Parece un actor que no se resigna a estar fuera de escena. Viktor Korchnoi (Leningrado, 1931), el protagonista de dos duelos memorables con Karpov en los que se jugó algo más que el título mundial de ajedrez, gesticula con todo el cuerpo y modula la voz cargada de acento e ironía. El hombre que, en 1975, decidió no volver a la URSS porque el régimen de ese país ponía obstáculos a su carrera como ajedrecista también se convirtió -involuntariamente, aclara- en símbolo. En su caso, de la intolerancia del régimen soviético.
Korchnoi, cuatro veces campeón de la URSS y dos veces candidato a jugar por el título mundial, dice que aprendió a los 6 años "pero sólo a los 13 o 14 comencé a estudiar ajedrez seriamente". No cree que haya un modo unívoco de aprender a jugar, sino que "cada uno debe hallar el estilo acorde con su personalidad. Tuve malos profesores y perdí mucho tiempo jugando de manera equivocada. Sólo al encontrar mi propio juego descubrí el placer y llegué a un nivel muy alto".

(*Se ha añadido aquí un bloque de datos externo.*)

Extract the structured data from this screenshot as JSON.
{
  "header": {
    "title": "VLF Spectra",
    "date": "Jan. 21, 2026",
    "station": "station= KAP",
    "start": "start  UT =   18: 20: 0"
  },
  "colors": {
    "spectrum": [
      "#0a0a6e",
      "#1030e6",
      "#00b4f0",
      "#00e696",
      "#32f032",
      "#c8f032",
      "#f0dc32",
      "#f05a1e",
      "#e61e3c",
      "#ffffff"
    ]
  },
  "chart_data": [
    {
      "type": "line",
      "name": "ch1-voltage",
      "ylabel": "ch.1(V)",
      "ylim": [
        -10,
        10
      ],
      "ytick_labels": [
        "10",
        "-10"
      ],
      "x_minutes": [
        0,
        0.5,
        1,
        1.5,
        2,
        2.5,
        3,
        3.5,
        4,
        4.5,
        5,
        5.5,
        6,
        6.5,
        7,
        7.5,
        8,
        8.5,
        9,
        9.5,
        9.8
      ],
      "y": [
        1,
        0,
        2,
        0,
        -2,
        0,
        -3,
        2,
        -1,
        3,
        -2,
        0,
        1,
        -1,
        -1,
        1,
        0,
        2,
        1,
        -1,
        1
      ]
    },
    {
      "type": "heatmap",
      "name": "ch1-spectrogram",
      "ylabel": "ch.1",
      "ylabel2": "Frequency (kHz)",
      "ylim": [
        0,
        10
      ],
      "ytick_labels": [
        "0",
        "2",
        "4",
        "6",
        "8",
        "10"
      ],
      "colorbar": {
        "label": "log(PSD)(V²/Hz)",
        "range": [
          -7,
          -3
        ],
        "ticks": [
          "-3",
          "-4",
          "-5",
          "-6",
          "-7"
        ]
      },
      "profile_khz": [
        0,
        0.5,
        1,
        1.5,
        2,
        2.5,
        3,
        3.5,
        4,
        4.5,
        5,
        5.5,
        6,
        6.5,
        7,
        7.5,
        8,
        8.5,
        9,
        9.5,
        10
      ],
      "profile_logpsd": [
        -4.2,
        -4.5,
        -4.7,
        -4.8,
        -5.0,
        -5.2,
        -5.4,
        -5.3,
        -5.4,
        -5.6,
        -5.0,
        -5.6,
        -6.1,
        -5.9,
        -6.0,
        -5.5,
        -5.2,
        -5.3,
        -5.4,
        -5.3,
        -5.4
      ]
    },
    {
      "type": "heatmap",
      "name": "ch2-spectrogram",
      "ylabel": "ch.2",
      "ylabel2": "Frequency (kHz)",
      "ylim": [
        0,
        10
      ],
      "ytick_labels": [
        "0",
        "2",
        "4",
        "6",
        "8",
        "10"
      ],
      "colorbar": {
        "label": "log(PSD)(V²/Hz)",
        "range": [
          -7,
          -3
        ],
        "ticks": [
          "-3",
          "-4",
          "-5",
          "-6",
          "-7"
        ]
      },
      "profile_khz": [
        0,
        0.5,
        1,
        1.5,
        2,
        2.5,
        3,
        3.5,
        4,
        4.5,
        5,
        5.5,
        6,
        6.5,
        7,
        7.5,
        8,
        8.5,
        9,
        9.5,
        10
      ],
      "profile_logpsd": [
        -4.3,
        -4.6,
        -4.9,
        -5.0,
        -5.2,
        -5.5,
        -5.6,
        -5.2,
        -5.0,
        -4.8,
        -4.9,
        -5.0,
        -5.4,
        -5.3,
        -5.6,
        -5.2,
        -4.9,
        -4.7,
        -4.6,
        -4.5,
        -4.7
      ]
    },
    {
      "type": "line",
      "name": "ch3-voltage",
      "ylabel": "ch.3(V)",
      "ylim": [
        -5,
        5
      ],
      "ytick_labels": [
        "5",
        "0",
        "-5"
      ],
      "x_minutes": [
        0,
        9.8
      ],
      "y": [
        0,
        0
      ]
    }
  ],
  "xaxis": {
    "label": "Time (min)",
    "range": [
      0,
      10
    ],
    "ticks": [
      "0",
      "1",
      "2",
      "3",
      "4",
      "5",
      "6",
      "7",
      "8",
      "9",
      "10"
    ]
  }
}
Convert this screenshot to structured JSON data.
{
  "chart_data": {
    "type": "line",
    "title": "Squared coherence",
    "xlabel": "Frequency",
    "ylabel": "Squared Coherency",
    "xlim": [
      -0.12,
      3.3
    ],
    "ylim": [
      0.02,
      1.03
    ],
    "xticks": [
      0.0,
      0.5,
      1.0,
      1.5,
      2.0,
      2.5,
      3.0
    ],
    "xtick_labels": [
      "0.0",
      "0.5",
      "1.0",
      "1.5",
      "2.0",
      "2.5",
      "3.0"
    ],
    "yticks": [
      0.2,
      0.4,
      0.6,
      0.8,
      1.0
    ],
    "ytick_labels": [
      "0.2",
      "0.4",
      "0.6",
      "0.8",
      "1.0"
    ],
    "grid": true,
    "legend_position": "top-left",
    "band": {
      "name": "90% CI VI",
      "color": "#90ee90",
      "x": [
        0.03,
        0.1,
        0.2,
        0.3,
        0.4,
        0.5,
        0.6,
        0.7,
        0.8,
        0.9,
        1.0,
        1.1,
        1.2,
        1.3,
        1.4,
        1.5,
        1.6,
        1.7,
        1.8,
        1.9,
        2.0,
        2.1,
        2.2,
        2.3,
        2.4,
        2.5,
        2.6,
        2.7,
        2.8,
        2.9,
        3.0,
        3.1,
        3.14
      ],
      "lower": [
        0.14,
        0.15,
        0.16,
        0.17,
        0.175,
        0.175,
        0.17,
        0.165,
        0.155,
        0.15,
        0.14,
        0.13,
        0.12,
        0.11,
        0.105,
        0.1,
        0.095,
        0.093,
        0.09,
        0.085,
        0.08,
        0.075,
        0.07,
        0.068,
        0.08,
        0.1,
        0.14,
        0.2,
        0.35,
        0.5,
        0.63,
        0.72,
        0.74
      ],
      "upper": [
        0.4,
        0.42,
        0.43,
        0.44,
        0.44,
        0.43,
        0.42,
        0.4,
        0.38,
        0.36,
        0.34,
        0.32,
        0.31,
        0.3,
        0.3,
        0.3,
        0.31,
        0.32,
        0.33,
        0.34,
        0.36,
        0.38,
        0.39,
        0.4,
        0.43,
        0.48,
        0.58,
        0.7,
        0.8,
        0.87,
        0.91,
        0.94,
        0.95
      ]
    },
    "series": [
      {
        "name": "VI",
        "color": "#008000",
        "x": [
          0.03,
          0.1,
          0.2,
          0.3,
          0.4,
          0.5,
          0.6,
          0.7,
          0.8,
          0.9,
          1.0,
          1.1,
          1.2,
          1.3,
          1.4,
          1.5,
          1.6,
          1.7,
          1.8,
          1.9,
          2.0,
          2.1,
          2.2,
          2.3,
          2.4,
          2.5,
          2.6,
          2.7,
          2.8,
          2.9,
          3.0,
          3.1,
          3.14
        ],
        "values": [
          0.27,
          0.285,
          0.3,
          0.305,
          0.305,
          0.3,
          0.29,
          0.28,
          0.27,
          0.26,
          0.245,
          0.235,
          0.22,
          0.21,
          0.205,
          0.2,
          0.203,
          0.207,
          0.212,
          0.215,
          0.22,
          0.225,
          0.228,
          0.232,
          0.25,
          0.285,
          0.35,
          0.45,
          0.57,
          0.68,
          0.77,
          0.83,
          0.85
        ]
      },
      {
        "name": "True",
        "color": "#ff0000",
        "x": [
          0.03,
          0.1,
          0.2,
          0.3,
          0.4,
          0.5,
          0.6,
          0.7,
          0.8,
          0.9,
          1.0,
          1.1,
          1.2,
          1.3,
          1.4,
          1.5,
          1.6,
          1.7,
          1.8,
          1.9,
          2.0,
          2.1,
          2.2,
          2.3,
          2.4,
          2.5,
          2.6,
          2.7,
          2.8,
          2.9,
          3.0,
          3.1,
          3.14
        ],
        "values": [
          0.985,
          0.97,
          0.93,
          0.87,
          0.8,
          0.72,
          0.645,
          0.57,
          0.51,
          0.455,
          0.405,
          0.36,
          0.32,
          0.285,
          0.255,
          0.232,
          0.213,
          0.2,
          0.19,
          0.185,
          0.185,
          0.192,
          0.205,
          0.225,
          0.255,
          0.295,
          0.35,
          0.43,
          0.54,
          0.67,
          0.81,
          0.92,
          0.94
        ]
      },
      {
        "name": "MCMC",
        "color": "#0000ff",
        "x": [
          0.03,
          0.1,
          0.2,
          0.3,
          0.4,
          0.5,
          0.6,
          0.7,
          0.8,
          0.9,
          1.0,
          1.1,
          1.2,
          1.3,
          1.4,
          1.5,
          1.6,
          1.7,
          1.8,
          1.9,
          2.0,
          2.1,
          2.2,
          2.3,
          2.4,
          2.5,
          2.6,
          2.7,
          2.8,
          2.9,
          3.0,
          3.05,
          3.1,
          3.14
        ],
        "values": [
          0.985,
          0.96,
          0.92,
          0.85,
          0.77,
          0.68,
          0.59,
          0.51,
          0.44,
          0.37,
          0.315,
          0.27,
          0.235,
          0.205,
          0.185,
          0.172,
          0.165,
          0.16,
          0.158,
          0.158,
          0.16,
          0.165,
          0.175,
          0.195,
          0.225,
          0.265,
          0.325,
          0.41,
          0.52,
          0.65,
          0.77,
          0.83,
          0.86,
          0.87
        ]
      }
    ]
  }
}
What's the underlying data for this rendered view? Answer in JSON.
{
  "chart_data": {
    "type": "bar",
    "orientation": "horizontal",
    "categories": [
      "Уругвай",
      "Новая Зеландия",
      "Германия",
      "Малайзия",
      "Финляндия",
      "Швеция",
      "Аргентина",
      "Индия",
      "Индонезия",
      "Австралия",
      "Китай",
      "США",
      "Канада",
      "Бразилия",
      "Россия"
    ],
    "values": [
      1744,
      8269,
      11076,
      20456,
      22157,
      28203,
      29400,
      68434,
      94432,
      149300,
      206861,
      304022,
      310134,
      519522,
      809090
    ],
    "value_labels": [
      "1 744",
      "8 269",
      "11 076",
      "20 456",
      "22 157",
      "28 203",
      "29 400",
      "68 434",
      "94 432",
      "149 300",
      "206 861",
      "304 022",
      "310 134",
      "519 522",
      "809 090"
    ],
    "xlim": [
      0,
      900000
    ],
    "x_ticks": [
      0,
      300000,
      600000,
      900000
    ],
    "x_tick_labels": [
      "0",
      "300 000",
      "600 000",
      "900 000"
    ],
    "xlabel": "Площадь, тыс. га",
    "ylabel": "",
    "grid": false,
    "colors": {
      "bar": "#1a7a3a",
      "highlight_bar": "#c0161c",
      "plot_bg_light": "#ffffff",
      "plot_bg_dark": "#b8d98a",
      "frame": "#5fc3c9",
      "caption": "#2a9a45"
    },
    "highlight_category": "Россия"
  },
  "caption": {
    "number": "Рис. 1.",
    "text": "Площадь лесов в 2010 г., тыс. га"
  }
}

Dice que el exilio no perjudicó su juego, sino su vida personal: su mujer y su hijo fueron retenidos en la URSS durante 6 años.
Mientras impone el ritmo y hasta el tema de la charla, Korchnoi asegura que no le sorprende la mirada del común de la gente: "Todo gran maestro de ajedrez está un poco loco, sólo varía el grado de locura".
El hombre que alguna vez definió este deporte como "una gran lucha, una cuestión de vida o muerto" hoy afirma que "considerar al rival un enemigo puede ser nocivo para la eficacia. Se pierde mucha energía en odiar al otro, cosa que yo experimenté en mis duros enfrentamientos con Petrossian".
Dice que este juego en el que se mezclan la ciencia, el deporte, el arte y una pizca de psicología requiere "una buena salud y una objetividad y una autocrítica muy grandes".
El ajedrecista que resignó el estudio del piano porque sus padres no podían comprar el instrumento también quiso ser actor, pero abandonó "porque mi pronunciación del ruso no era muy pura". Profesor de historia, dice que se inclinó por el ajedrez porque era la única profesión que le permitía viajar fuera de la URSS.
Asegura que el ajedrez le permitió tender una mirada más amplia sobre la realidad. Y no le importa ya que los demás lo consideren un genio o un fenómeno excepcional: "Al fin y al cabo, también a un gran ladrón se lo admira por su insólito talento".